|3 Months Ended|
Jun. 30, 2017
|Organization, Consolidation and Presentation of Financial Statements [Abstract]|
The accompanying consolidated financial statements have been prepared in conformity with accounting principles generally accepted in the United States of America ("US GAAP"), which contemplate continuation of the Company as a going concern.
Our primary sources of liquidity have historically been issuance of common stock, preferred stock, and debt. As of June 30, 2017, we had cash and restricted cash totaling approximately $6,633.
On September 28, 2016, the Company closed a private placement of $16,000 aggregate principal amount of 8.75% Convertible Senior Notes due 2020 (the “Notes”), netting cash proceeds to the Company of $14,316, after deducting the initial purchaser's discounts and commissions and the estimated offering expenses payable by Digital Turbine.

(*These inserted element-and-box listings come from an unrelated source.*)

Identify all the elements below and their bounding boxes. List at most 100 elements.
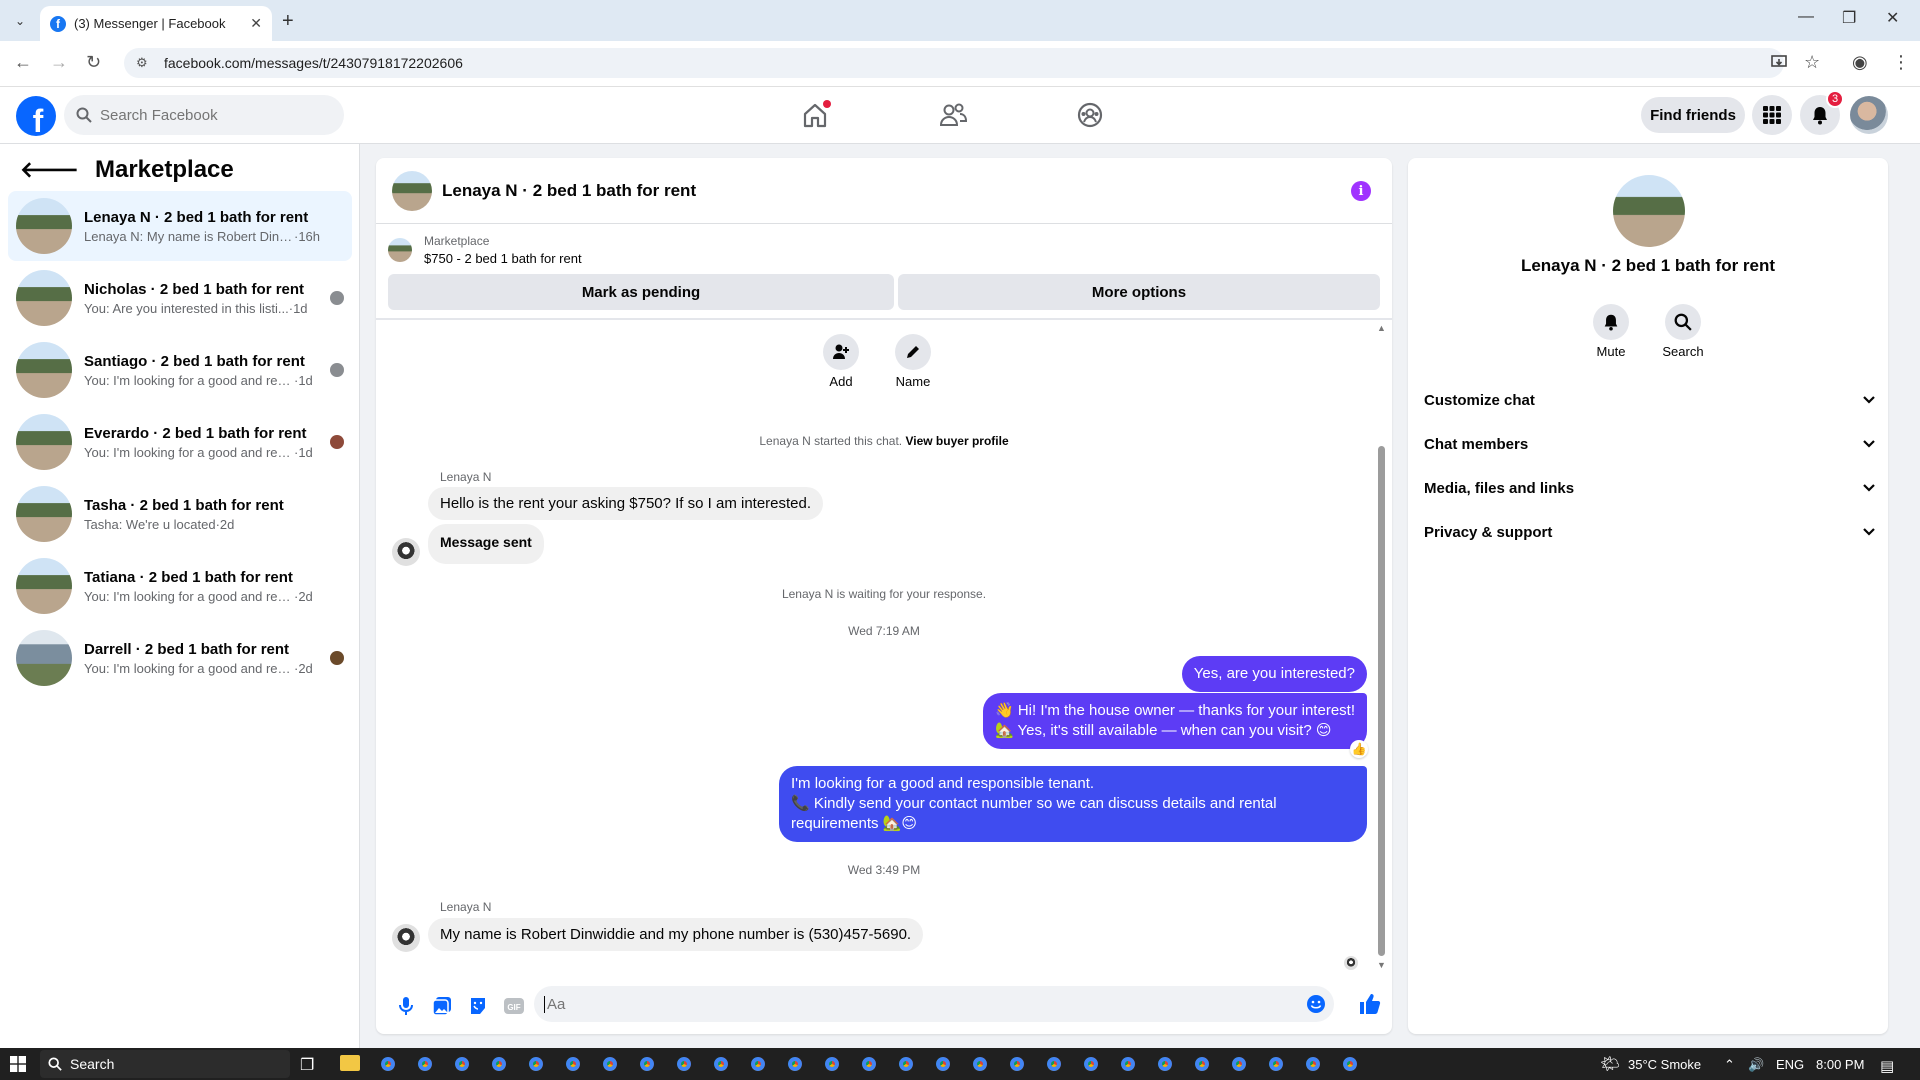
chrome-icon[interactable] [489,1054,509,1074]
chrome-icon[interactable] [1340,1054,1360,1074]
chrome-icon[interactable] [1081,1054,1101,1074]
chrome-icon[interactable] [452,1054,472,1074]
tab-close-icon[interactable]: ✕ [250,15,262,32]
search-in-chat-button[interactable] [1665,304,1701,340]
conversation-item[interactable]: Tatiana · 2 bed 1 bath for rent You: I'm… [8,551,352,621]
emoji-icon[interactable] [1306,994,1326,1014]
incoming-message[interactable]: Hello is the rent your asking $750? If s… [428,487,824,520]
menu-grid-icon[interactable] [1752,95,1792,135]
chrome-icon[interactable] [1266,1054,1286,1074]
conversation-item[interactable]: Nicholas · 2 bed 1 bath for rent You: Ar… [8,263,352,333]
tab-search-button[interactable]: ⌄ [8,10,32,32]
mute-button[interactable] [1593,304,1629,340]
conversation-item[interactable]: Santiago · 2 bed 1 bath for rent You: I'… [8,335,352,405]
chrome-icon[interactable] [1118,1054,1138,1074]
chrome-icon[interactable] [415,1054,435,1074]
listing-summary[interactable]: Marketplace $750 - 2 bed 1 bath for rent [388,232,582,268]
chat-scrollbar[interactable] [1378,446,1385,956]
photo-icon[interactable] [424,988,460,1024]
chrome-icon[interactable] [637,1054,657,1074]
view-buyer-profile-link[interactable]: View buyer profile [905,434,1008,448]
chrome-icon[interactable] [1229,1054,1249,1074]
back-arrow-icon[interactable]: 🡐 [20,157,79,183]
friends-icon[interactable] [933,99,973,131]
new-tab-button[interactable]: + [282,10,294,33]
chrome-icon[interactable] [896,1054,916,1074]
browser-menu-icon[interactable]: ⋮ [1892,52,1910,73]
taskbar-search[interactable]: Search [40,1050,290,1078]
browser-tab-messenger[interactable]: f (3) Messenger | Facebook ✕ [40,6,272,41]
incoming-message[interactable]: Message sent [428,524,544,564]
more-options-button[interactable]: More options [898,274,1380,310]
bookmark-star-icon[interactable]: ☆ [1804,52,1820,73]
mark-as-pending-button[interactable]: Mark as pending [388,274,894,310]
conversation-item[interactable]: Lenaya N · 2 bed 1 bath for rent Lenaya … [8,191,352,261]
chrome-icon[interactable] [674,1054,694,1074]
customize-chat-row[interactable]: Customize chat [1424,378,1876,422]
conversation-item[interactable]: Darrell · 2 bed 1 bath for rent You: I'm… [8,623,352,693]
like-icon[interactable] [1358,992,1382,1016]
weather-text[interactable]: 35°C Smoke [1628,1057,1701,1072]
info-icon[interactable]: i [1351,181,1371,201]
notification-center-icon[interactable]: ▤ [1880,1057,1894,1075]
reload-icon[interactable]: ↻ [86,52,101,73]
privacy-support-row[interactable]: Privacy & support [1424,510,1876,554]
chrome-icon[interactable] [563,1054,583,1074]
chrome-icon[interactable] [378,1054,398,1074]
conversation-item[interactable]: Everardo · 2 bed 1 bath for rent You: I'… [8,407,352,477]
chat-avatar[interactable] [392,170,432,211]
chrome-icon[interactable] [748,1054,768,1074]
conversation-item[interactable]: Tasha · 2 bed 1 bath for rent Tasha: We'… [8,479,352,549]
microphone-icon[interactable] [388,988,424,1024]
back-icon[interactable]: ← [14,52,32,73]
facebook-search[interactable] [64,95,344,135]
chrome-icon[interactable] [711,1054,731,1074]
restore-icon[interactable]: ❐ [1842,8,1856,28]
find-friends-button[interactable]: Find friends [1641,97,1745,133]
tray-chevron-icon[interactable]: ⌃ [1724,1057,1735,1073]
scroll-up-icon[interactable]: ▲ [1377,323,1386,333]
site-info-icon[interactable]: ⚙ [136,55,154,71]
chrome-icon[interactable] [933,1054,953,1074]
outgoing-message[interactable]: I'm looking for a good and responsible t… [779,766,1367,842]
gif-icon[interactable]: GIF [496,988,532,1024]
scroll-down-icon[interactable]: ▼ [1377,960,1386,970]
sticker-icon[interactable] [460,988,496,1024]
outgoing-message[interactable]: Yes, are you interested? [1181,656,1367,692]
chrome-icon[interactable] [526,1054,546,1074]
facebook-logo-icon[interactable]: f [16,96,56,136]
minimize-icon[interactable]: — [1798,8,1814,26]
outgoing-message[interactable]: 👋 Hi! I'm the house owner — thanks for y… [982,693,1367,749]
profile-avatar[interactable] [1613,175,1685,247]
add-person-button[interactable] [823,334,859,370]
url-field[interactable]: ⚙ facebook.com/messages/t/24307918172202… [124,48,1784,78]
message-input[interactable] [544,995,1244,1013]
media-files-links-row[interactable]: Media, files and links [1424,466,1876,510]
chrome-icon[interactable] [1007,1054,1027,1074]
chrome-icon[interactable] [1303,1054,1323,1074]
chrome-icon[interactable] [822,1054,842,1074]
chrome-icon[interactable] [859,1054,879,1074]
chrome-icon[interactable] [970,1054,990,1074]
chrome-icon[interactable] [600,1054,620,1074]
thumbs-up-reaction-icon[interactable]: 👍 [1350,740,1368,758]
clock[interactable]: 8:00 PM [1816,1057,1864,1072]
account-avatar[interactable] [1850,96,1888,134]
chrome-icon[interactable] [1044,1054,1064,1074]
chat-members-row[interactable]: Chat members [1424,422,1876,466]
windows-start-icon[interactable] [10,1056,26,1072]
forward-icon[interactable]: → [50,52,68,73]
weather-icon[interactable]: 🌤 [1600,1054,1620,1074]
profile-icon[interactable]: ◉ [1852,52,1868,73]
chat-title[interactable]: Lenaya N · 2 bed 1 bath for rent [442,181,696,201]
file-explorer-icon[interactable] [340,1055,360,1071]
edit-name-button[interactable] [895,334,931,370]
incoming-message[interactable]: My name is Robert Dinwiddie and my phone… [428,918,924,951]
install-app-icon[interactable] [1770,53,1788,71]
chrome-icon[interactable] [1155,1054,1175,1074]
chrome-icon[interactable] [1192,1054,1212,1074]
language-indicator[interactable]: ENG [1776,1057,1804,1072]
groups-icon[interactable] [1070,99,1110,131]
search-input[interactable] [100,106,320,124]
chrome-icon[interactable] [785,1054,805,1074]
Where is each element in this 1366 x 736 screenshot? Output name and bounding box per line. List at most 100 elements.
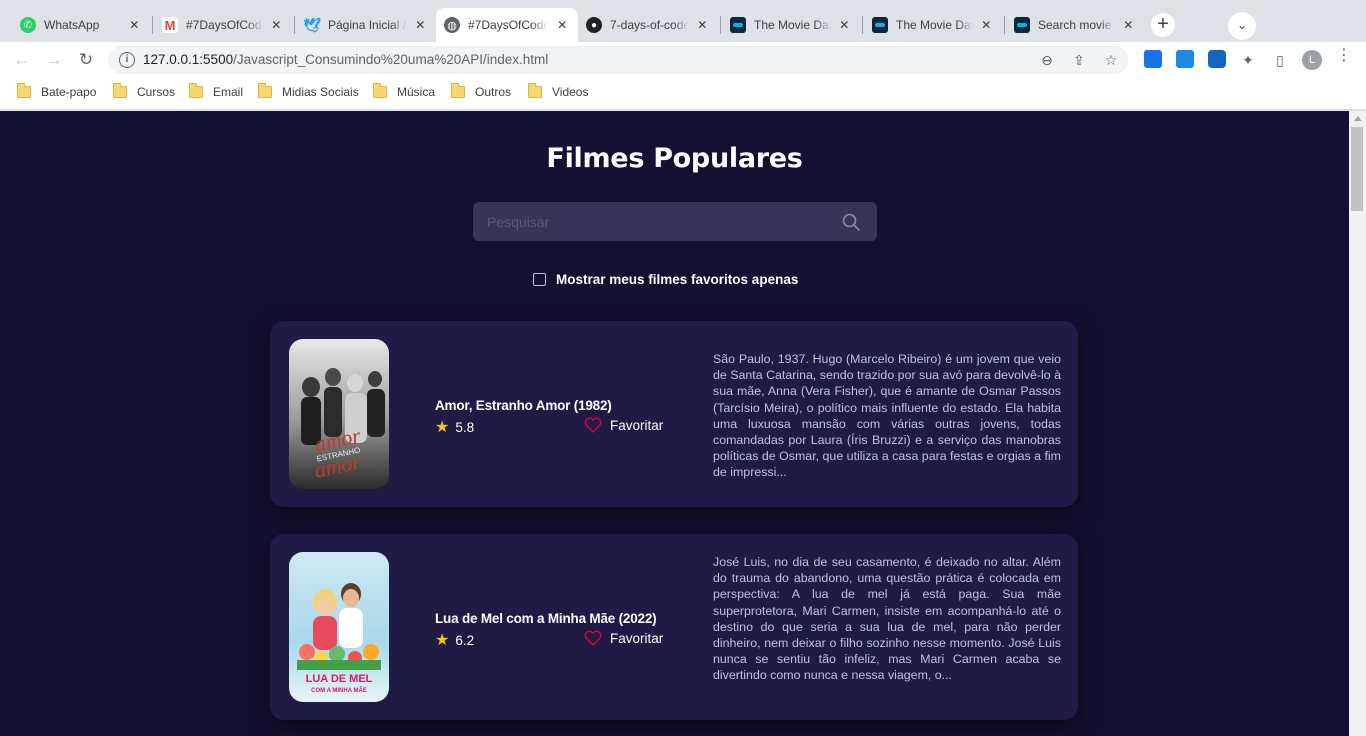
folder-icon	[113, 83, 127, 98]
tmdb-icon	[872, 17, 888, 33]
movie-title-text: Lua de Mel com a Minha Mãe (2022)	[435, 611, 657, 626]
tmdb-icon	[1014, 17, 1030, 33]
close-icon[interactable]: ✕	[695, 18, 710, 32]
favorite-button[interactable]: Favoritar	[584, 417, 663, 433]
folder-icon	[17, 83, 31, 98]
tab-title: The Movie Database	[754, 18, 831, 32]
poster-lua-de-mel-image: LUA DE MEL COM A MINHA MÃE	[289, 552, 389, 702]
reload-button[interactable]: ↻	[74, 48, 98, 72]
favorites-filter[interactable]: Mostrar meus filmes favoritos apenas	[533, 272, 798, 287]
puzzle-icon[interactable]: ✦	[1239, 51, 1257, 69]
close-icon[interactable]: ✕	[1121, 18, 1136, 32]
star-icon: ★	[435, 419, 450, 436]
zoom-icon[interactable]: ⊖	[1038, 51, 1056, 69]
new-tab-button[interactable]: +	[1151, 13, 1175, 37]
site-info-icon[interactable]: i	[119, 52, 135, 68]
movie-description: São Paulo, 1937. Hugo (Marcelo Ribeiro) …	[713, 352, 1061, 480]
tab-divider	[720, 16, 721, 34]
bookmark-label: Email	[213, 85, 244, 99]
movie-description: José Luis, no dia de seu casamento, é de…	[713, 555, 1061, 683]
whatsapp-icon: ✆	[20, 17, 36, 33]
bookmark-cursos[interactable]: Cursos	[113, 83, 175, 99]
tab-divider	[294, 16, 295, 34]
browser-toolbar: ← → ↻ i 127.0.0.1:5500/Javascript_Consum…	[0, 42, 1366, 78]
url-host: 127.0.0.1:5500	[143, 52, 234, 67]
movie-poster[interactable]: LUA DE MEL COM A MINHA MÃE	[289, 552, 389, 702]
scroll-up-icon[interactable]	[1354, 116, 1362, 121]
tab-github[interactable]: ● 7-days-of-code ✕	[578, 8, 718, 42]
scrollbar-thumb[interactable]	[1351, 127, 1363, 211]
bookmark-label: Videos	[552, 85, 589, 99]
folder-icon	[451, 83, 465, 98]
bookmark-email[interactable]: Email	[189, 83, 244, 99]
favorites-checkbox[interactable]	[533, 273, 546, 286]
address-bar[interactable]: i 127.0.0.1:5500/Javascript_Consumindo%2…	[108, 46, 1128, 74]
tab-search-button[interactable]: ⌄	[1228, 12, 1256, 40]
gmail-icon: M	[162, 17, 178, 33]
tab-title: Search movie	[1038, 18, 1112, 32]
reload-icon: ↻	[78, 50, 94, 69]
back-button[interactable]: ←	[10, 48, 34, 72]
bookmark-star-icon[interactable]: ☆	[1102, 51, 1120, 69]
extension-icon-3[interactable]	[1208, 50, 1226, 68]
favorites-filter-label[interactable]: Mostrar meus filmes favoritos apenas	[556, 272, 798, 287]
extension-icon-2[interactable]	[1176, 50, 1194, 68]
folder-icon	[258, 83, 272, 98]
forward-button[interactable]: →	[42, 48, 66, 72]
bookmarks-bar: Bate-papo Cursos Email Midias Sociais Mú…	[0, 78, 1366, 110]
bookmark-label: Midias Sociais	[282, 85, 359, 99]
tab-title: #7DaysOfCode	[186, 18, 263, 32]
tmdb-icon	[730, 17, 746, 33]
search-box	[473, 202, 877, 241]
close-icon[interactable]: ✕	[554, 18, 570, 32]
bookmark-label: Bate-papo	[41, 85, 97, 99]
tab-twitter[interactable]: 🕊 Página Inicial / Twitter ✕	[296, 8, 436, 42]
tab-title: Página Inicial / Twitter	[328, 18, 407, 32]
bookmark-videos[interactable]: Videos	[528, 83, 589, 99]
search-input[interactable]	[473, 202, 833, 241]
page-title: Filmes Populares	[546, 143, 803, 174]
tab-divider	[862, 16, 863, 34]
tab-tmdb-1[interactable]: The Movie Database ✕	[722, 8, 860, 42]
side-panel-icon[interactable]: ▯	[1271, 51, 1289, 69]
close-icon[interactable]: ✕	[837, 18, 852, 32]
url-text[interactable]: 127.0.0.1:5500/Javascript_Consumindo%20u…	[143, 52, 548, 67]
poster-amor-estranho-amor-image: amor ESTRANHO amor	[289, 339, 389, 489]
bookmark-outros[interactable]: Outros	[451, 83, 512, 99]
svg-text:COM A MINHA MÃE: COM A MINHA MÃE	[311, 687, 367, 694]
bookmark-musica[interactable]: Música	[373, 83, 436, 99]
heart-icon	[584, 417, 602, 433]
tab-gmail[interactable]: M #7DaysOfCode ✕	[154, 8, 292, 42]
bookmark-bate-papo[interactable]: Bate-papo	[17, 83, 97, 99]
extension-icon-1[interactable]	[1144, 50, 1162, 68]
movie-rating: ★ 6.2	[435, 630, 474, 650]
tab-divider	[1004, 16, 1005, 34]
menu-dots-icon[interactable]: ⋮	[1336, 48, 1352, 64]
bookmark-midias-sociais[interactable]: Midias Sociais	[258, 83, 359, 99]
search-icon[interactable]	[841, 212, 861, 232]
tab-whatsapp[interactable]: ✆ WhatsApp ✕	[12, 8, 150, 42]
bookmark-label: Música	[397, 85, 436, 99]
url-path: /Javascript_Consumindo%20uma%20API/index…	[233, 52, 549, 67]
tab-title: WhatsApp	[44, 18, 100, 32]
profile-avatar[interactable]: L	[1302, 50, 1322, 70]
tab-7daysofcode-active[interactable]: ◍ #7DaysOfCode ✕	[436, 8, 578, 42]
tab-tmdb-2[interactable]: The Movie Database ✕	[864, 8, 1002, 42]
tab-tmdb-search[interactable]: Search movie ✕	[1006, 8, 1144, 42]
close-icon[interactable]: ✕	[127, 18, 142, 32]
page-scrollbar[interactable]	[1349, 111, 1366, 736]
movie-poster[interactable]: amor ESTRANHO amor	[289, 339, 389, 489]
folder-icon	[528, 83, 542, 98]
share-icon[interactable]: ⇪	[1070, 51, 1088, 69]
close-icon[interactable]: ✕	[979, 18, 994, 32]
bookmark-label: Outros	[475, 85, 512, 99]
folder-icon	[189, 83, 203, 98]
arrow-right-icon: →	[45, 50, 63, 69]
movie-card: LUA DE MEL COM A MINHA MÃE Lua de Mel co…	[270, 534, 1078, 720]
favorite-button[interactable]: Favoritar	[584, 630, 663, 646]
rating-value: 5.8	[455, 419, 475, 435]
movie-title: Amor, Estranho Amor (1982)	[435, 397, 612, 415]
rating-value: 6.2	[455, 632, 475, 648]
close-icon[interactable]: ✕	[269, 18, 284, 32]
close-icon[interactable]: ✕	[413, 18, 428, 32]
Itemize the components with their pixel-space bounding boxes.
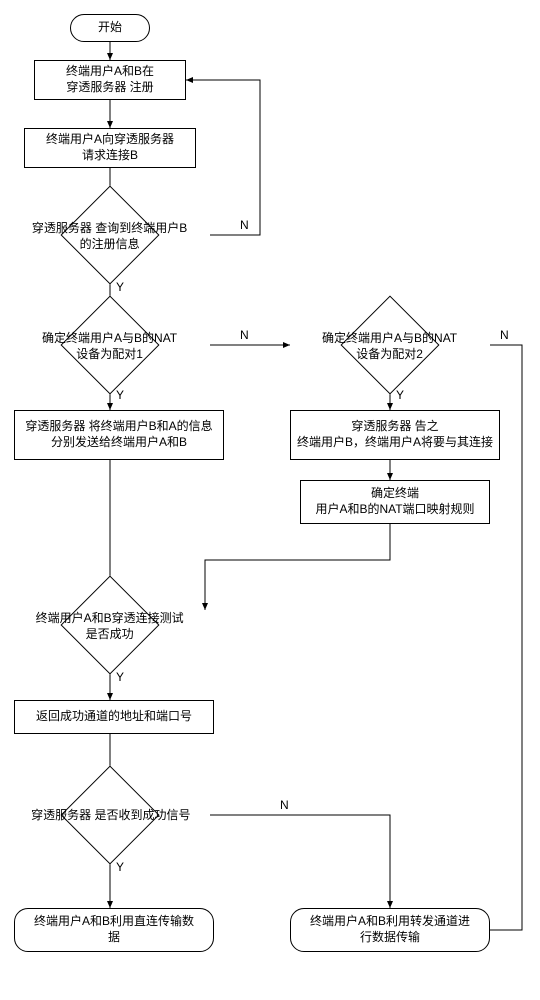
return-addr-box: 返回成功通道的地址和端口号	[14, 700, 214, 734]
recv-signal-yes: Y	[116, 860, 124, 874]
pair1-text: 确定终端用户A与B的NAT 设备为配对1	[42, 331, 177, 361]
direct-transfer-text: 终端用户A和B利用直连传输数 据	[34, 914, 194, 945]
pair2-yes: Y	[396, 388, 404, 402]
request-connect-box: 终端用户A向穿透服务器 请求连接B	[24, 128, 196, 168]
pair1-decision: 确定终端用户A与B的NAT 设备为配对1	[61, 296, 160, 395]
pair2-decision: 确定终端用户A与B的NAT 设备为配对2	[341, 296, 440, 395]
flowchart-canvas: 开始 终端用户A和B在 穿透服务器 注册 终端用户A向穿透服务器 请求连接B 穿…	[0, 0, 540, 1000]
query-b-decision: 穿透服务器 查询到终端用户B 的注册信息	[61, 186, 160, 285]
start-label: 开始	[98, 20, 122, 36]
test-success-yes: Y	[116, 670, 124, 684]
test-success-decision: 终端用户A和B穿透连接测试 是否成功	[61, 576, 160, 675]
query-b-text: 穿透服务器 查询到终端用户B 的注册信息	[32, 221, 187, 251]
query-b-yes: Y	[116, 280, 124, 294]
map-rule-text: 确定终端 用户A和B的NAT端口映射规则	[315, 486, 474, 517]
notify-b-box: 穿透服务器 告之 终端用户B，终端用户A将要与其连接	[290, 410, 500, 460]
direct-transfer-end: 终端用户A和B利用直连传输数 据	[14, 908, 214, 952]
test-success-text: 终端用户A和B穿透连接测试 是否成功	[36, 611, 184, 641]
relay-transfer-text: 终端用户A和B利用转发通道进 行数据传输	[310, 914, 470, 945]
relay-transfer-end: 终端用户A和B利用转发通道进 行数据传输	[290, 908, 490, 952]
register-box: 终端用户A和B在 穿透服务器 注册	[34, 60, 186, 100]
pair2-no: N	[500, 328, 509, 342]
query-b-no: N	[240, 218, 249, 232]
pair1-yes: Y	[116, 388, 124, 402]
recv-signal-no: N	[280, 798, 289, 812]
recv-signal-text: 穿透服务器 是否收到成功信号	[31, 808, 190, 822]
send-info-text: 穿透服务器 将终端用户B和A的信息 分别发送给终端用户A和B	[25, 419, 212, 450]
start-node: 开始	[70, 14, 150, 42]
request-connect-text: 终端用户A向穿透服务器 请求连接B	[46, 132, 174, 163]
send-info-box: 穿透服务器 将终端用户B和A的信息 分别发送给终端用户A和B	[14, 410, 224, 460]
recv-signal-decision: 穿透服务器 是否收到成功信号	[61, 766, 160, 865]
map-rule-box: 确定终端 用户A和B的NAT端口映射规则	[300, 480, 490, 524]
return-addr-text: 返回成功通道的地址和端口号	[36, 709, 192, 725]
pair1-no: N	[240, 328, 249, 342]
register-text: 终端用户A和B在 穿透服务器 注册	[66, 64, 154, 95]
notify-b-text: 穿透服务器 告之 终端用户B，终端用户A将要与其连接	[297, 419, 493, 450]
pair2-text: 确定终端用户A与B的NAT 设备为配对2	[322, 331, 457, 361]
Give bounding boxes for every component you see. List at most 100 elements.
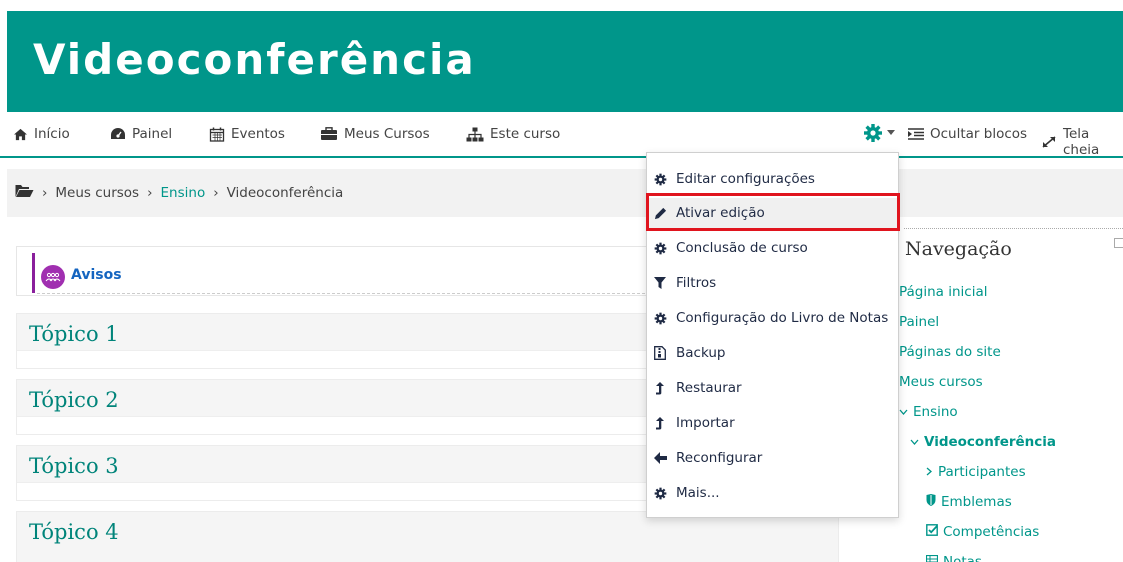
menu-item-label: Importar — [676, 415, 735, 431]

The net proceeds from the issuance of the Notes were used to repay approximately $11,000 of secured indebtedness, consisting of approximately $3,000 to Silicon Valley Bank ("SVB") and $8,000 to North Atlantic Capital ("NAC"), retiring both such debts in their entirety, and will otherwise be used for general corporate purposes and working capital. Refer to Note 7 Debt for more details.
On May 23, 2017, the Company entered into a Business Finance Agreement (the "Credit Agreement") with Western Alliance Bank (the "Bank"). The Credit Agreement provides for a $5,000 total facility. The amounts advanced under the Credit Agreement mature in two years and accrue interest at prime plus 1.25% subject to a 4.00% floor, with the prime rate defined as the prime rate published in the Wall Street Journal. The Credit Facility also carries an annual facility fee of $45.5, and an early termination fee of 0.5% if terminated during the first year. The obligations under the Credit Agreement are secured by a perfected first position security interest in all assets of the Company and its subsidiaries, subject to partial (65%) pledges of stock of non-US subsidiaries. In addition to customary covenants, including restrictions on payments (subject to specified exceptions), and restrictions on indebtedness (subject to specified exceptions), the Credit Agreement requires the Company to comply with certain monthly financial covenants. Refer to Note 7 Debt for more details.
In addition, the indenture for the Notes, and the related warrant agreement for the warrants issued in connection with the Notes, contain, among other protections, price-based anti-dilution rights. These rights could result in significant dilution to other stockholders in the event we were to complete certain types of financings at valuations below specified levels. At our January 2017 annual stockholders meeting, we received stockholder approval to issue the full amount of shares of our stock that could ultimately be issuable under the indenture for the Notes and the warrant agreement. However, as a result of the modification of our indenture for the Notes and related modification of the warrant agreement in connection with soliciting consent for incurrence of the Credit Agreement, the January 2017 stockholder approval no longer applies and we would need to receive a new stockholder approval in order to issue the full amount of shares of our stock that could ultimately be issuable under the indenture for the Notes and the warrant agreement. We are required to seek such stockholder approval.
Until the Company becomes cash flow positive, the Company anticipates that its primary sources of liquidity will continue be cash on hand and the remaining credit available under the Credit Agreement. In addition, the Company may raise additional capital through future equity or, subject to restrictions contained in the indenture for the Notes and the Credit Agreement, debt financing to provide for greater flexibility to make acquisitions, make new investments in under-capitalized opportunities, or invest in organic opportunities. Additional financing may not be available on acceptable terms or at all. If the Company issues additional equity securities to raise funds, the ownership percentage of its existing stockholders would be reduced. New investors may demand rights, preferences, or privileges senior to those of existing holders of common stock.
In view of the matters described in the preceding paragraphs, recoverability of a major portion of the recorded asset amounts shown in the accompanying consolidated balance sheet is dependent upon continued operations of the Company, which, in turn, is dependent upon the Company’s ability to generate positive cash flows from operations. The financial statements do not include any adjustments related to the recoverability and classification of recorded asset amounts, or amounts and classifications of liabilities, that might be necessary should the Company be unable to continue its existence. The Company believes that it has sufficient cash and capital resources to operate its business for at least the next twelve months from the issuance date of this quarterly report on Form 10-Q.